Describe the mass and lean ways to deploy your resources. Which might generate airplanes with higher quality?
Solution:A mass production method would be to have one person doing all the marking and cutting and the other person doing all the folding. The lean way would have both people doing marking, cutting, and folding to make complete airplanes. The lean way would probably produce higher quality because, during folding, people might detect issues in marking and cutting. That information would be used the next time to improve marking and cutting with no possible loss associated with communication. (Mass production might produce units more quickly, however.)
In addition to studying Toyota’s lean production, observers compare many types of business practices at European, Japanese, and U.S. companies. One finding at specific companies related to the timing of design changes at automotive companies. In the automotive industry, “Job 1” is the time when the first production car roles off the line. A picture emerged, implies that at certain automotive companies in Japan, much more effort was spent investigating possible design changes long before Job 1. At certain U.S. car companies, much more of the effort was devoted after Job 1 reacting to problems experience by customers. This occurred for a variety of reasons. Certain Japanese companies made an effort to institutionalize a forward-looking design process with “design freezes” that were taken seriously by all involved. Also, engineers at these specific companies in Japan were applying design of experiments (DOE) and other formalized problem-solving methods more frequently than their U.S. counterparts. These techniques permit the thorough exploration of large numbers of alternatives long before Job 1, giving people more confidence in the design decisions.
Another development in the history of quality is “miniaturization”. Many manufactured items in the early 2000s have literally millions of critical characteristics, all of which must conform to specifications in order for the units to yield acceptable performance. The phrase “mass customization” refers to efforts to tailor thousands of items such as cars or hamburgers to specific customers’ needs. Mass customization, like miniaturization, plays an important role in the modern work environment.
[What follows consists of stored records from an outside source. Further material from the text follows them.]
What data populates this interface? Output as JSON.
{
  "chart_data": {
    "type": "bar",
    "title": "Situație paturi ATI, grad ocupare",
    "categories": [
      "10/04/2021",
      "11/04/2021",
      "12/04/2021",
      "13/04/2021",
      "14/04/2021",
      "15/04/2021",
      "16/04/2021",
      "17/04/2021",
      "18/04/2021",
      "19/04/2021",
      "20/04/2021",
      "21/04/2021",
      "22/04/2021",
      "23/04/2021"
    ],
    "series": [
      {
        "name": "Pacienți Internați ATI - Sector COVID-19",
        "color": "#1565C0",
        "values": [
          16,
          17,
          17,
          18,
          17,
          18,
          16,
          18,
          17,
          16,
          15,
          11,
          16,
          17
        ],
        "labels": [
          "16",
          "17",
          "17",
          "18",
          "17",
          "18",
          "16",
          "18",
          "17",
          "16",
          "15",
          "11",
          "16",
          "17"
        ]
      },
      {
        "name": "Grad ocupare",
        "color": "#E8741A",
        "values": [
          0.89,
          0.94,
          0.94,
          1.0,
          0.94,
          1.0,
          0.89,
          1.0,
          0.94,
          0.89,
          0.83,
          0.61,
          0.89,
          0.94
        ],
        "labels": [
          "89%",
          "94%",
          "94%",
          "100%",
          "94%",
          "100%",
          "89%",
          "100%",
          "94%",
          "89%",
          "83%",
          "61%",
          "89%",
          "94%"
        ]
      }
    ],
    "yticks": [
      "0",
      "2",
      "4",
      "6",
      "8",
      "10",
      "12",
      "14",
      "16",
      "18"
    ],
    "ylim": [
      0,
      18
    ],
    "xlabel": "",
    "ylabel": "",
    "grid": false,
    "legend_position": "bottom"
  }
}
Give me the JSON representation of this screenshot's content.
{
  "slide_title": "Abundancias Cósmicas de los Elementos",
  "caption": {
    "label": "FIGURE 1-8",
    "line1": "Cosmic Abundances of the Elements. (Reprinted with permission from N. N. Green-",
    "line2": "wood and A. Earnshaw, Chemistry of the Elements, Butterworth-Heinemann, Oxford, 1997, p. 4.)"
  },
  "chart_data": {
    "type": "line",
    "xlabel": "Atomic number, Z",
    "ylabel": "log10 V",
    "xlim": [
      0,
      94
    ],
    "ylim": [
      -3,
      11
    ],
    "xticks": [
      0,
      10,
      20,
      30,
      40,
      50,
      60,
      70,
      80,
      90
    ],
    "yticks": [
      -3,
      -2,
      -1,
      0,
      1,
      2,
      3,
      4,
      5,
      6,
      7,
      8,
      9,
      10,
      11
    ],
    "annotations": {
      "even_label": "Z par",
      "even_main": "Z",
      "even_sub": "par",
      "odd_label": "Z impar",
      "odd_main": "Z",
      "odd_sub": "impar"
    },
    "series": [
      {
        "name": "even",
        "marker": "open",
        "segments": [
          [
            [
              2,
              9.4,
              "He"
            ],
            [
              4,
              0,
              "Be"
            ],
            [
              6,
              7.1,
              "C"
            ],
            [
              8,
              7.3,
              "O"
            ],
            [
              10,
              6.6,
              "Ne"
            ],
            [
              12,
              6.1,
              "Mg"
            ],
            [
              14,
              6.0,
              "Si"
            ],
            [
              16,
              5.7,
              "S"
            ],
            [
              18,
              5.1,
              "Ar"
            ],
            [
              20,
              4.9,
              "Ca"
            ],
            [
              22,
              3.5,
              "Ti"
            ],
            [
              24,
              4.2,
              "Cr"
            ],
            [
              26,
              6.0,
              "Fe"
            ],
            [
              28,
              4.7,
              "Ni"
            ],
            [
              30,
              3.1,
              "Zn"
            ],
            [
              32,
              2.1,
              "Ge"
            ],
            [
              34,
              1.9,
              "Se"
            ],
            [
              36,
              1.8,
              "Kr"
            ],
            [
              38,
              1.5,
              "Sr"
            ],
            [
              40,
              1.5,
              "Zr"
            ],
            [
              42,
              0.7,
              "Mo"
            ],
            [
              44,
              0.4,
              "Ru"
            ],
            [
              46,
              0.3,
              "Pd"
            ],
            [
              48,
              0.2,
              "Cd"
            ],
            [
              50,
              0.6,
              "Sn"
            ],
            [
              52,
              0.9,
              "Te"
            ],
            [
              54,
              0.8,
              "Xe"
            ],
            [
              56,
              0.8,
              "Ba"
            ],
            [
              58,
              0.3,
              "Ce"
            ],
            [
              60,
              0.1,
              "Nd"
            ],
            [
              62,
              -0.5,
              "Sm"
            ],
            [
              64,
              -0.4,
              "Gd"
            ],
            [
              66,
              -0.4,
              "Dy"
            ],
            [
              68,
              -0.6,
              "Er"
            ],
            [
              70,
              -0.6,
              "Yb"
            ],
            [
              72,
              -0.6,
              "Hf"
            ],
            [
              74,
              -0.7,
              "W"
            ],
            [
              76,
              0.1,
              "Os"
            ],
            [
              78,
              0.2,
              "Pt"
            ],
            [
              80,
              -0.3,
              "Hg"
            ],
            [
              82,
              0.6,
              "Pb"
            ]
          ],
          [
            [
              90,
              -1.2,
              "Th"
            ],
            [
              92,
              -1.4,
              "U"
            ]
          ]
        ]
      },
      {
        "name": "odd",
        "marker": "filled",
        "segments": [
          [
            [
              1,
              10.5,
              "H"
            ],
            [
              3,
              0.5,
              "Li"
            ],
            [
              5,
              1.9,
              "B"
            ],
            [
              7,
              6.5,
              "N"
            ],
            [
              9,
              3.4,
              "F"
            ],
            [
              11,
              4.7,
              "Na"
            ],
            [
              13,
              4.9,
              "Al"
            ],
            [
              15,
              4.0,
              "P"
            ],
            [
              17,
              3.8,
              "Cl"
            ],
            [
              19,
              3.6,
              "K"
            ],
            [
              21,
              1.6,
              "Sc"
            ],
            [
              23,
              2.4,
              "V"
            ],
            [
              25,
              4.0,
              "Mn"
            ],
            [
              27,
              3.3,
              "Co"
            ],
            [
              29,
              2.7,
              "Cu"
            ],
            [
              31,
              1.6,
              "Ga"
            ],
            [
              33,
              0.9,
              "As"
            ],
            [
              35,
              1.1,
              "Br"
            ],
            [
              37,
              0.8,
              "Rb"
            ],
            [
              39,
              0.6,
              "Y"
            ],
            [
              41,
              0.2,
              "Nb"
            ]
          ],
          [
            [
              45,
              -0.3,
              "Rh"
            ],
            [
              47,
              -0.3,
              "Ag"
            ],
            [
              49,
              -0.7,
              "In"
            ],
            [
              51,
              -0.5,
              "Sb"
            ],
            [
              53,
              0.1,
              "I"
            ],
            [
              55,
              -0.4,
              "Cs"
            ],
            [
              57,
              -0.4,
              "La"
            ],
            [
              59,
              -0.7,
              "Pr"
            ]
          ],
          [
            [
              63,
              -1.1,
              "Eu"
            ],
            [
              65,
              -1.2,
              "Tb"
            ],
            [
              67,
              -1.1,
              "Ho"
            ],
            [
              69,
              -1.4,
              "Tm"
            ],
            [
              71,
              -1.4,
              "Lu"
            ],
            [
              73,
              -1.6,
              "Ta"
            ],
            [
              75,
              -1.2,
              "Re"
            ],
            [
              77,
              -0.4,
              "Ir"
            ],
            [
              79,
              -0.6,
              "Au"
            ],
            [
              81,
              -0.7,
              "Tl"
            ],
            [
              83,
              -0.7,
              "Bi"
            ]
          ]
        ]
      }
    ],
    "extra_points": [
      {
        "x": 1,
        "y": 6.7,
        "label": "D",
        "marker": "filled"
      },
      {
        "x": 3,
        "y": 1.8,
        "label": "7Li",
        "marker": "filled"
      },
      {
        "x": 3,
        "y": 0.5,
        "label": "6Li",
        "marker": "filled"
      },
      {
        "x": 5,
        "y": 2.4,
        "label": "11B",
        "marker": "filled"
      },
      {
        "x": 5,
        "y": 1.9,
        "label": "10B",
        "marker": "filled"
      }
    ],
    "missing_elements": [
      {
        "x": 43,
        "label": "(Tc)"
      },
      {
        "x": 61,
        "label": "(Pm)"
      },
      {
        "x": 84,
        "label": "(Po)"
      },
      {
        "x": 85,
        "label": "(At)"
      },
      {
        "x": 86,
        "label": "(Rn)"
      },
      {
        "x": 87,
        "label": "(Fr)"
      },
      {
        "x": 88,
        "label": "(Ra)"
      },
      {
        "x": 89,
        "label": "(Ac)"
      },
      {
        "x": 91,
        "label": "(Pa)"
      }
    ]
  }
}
Ford’s motto was, “You can have any color car as long as it is black.” In the era of global competition, customers more than ever demand units made to their exact specifications. Therefore, in modern production, customers introduce additional variation to the variation created by the production process.
ExampleFreezing Designs
With respect to manufacturing, how can freezing designs help quality?
Solution:Often the quality problem is associated with only a small fraction of units that are not performing as expected. Therefore, the problem must relate to something different that happened to those units, i.e., some variation in the production system. Historically, engineers “tweaking” designs has proved to be a major source of variation and thus a cause of quality problems.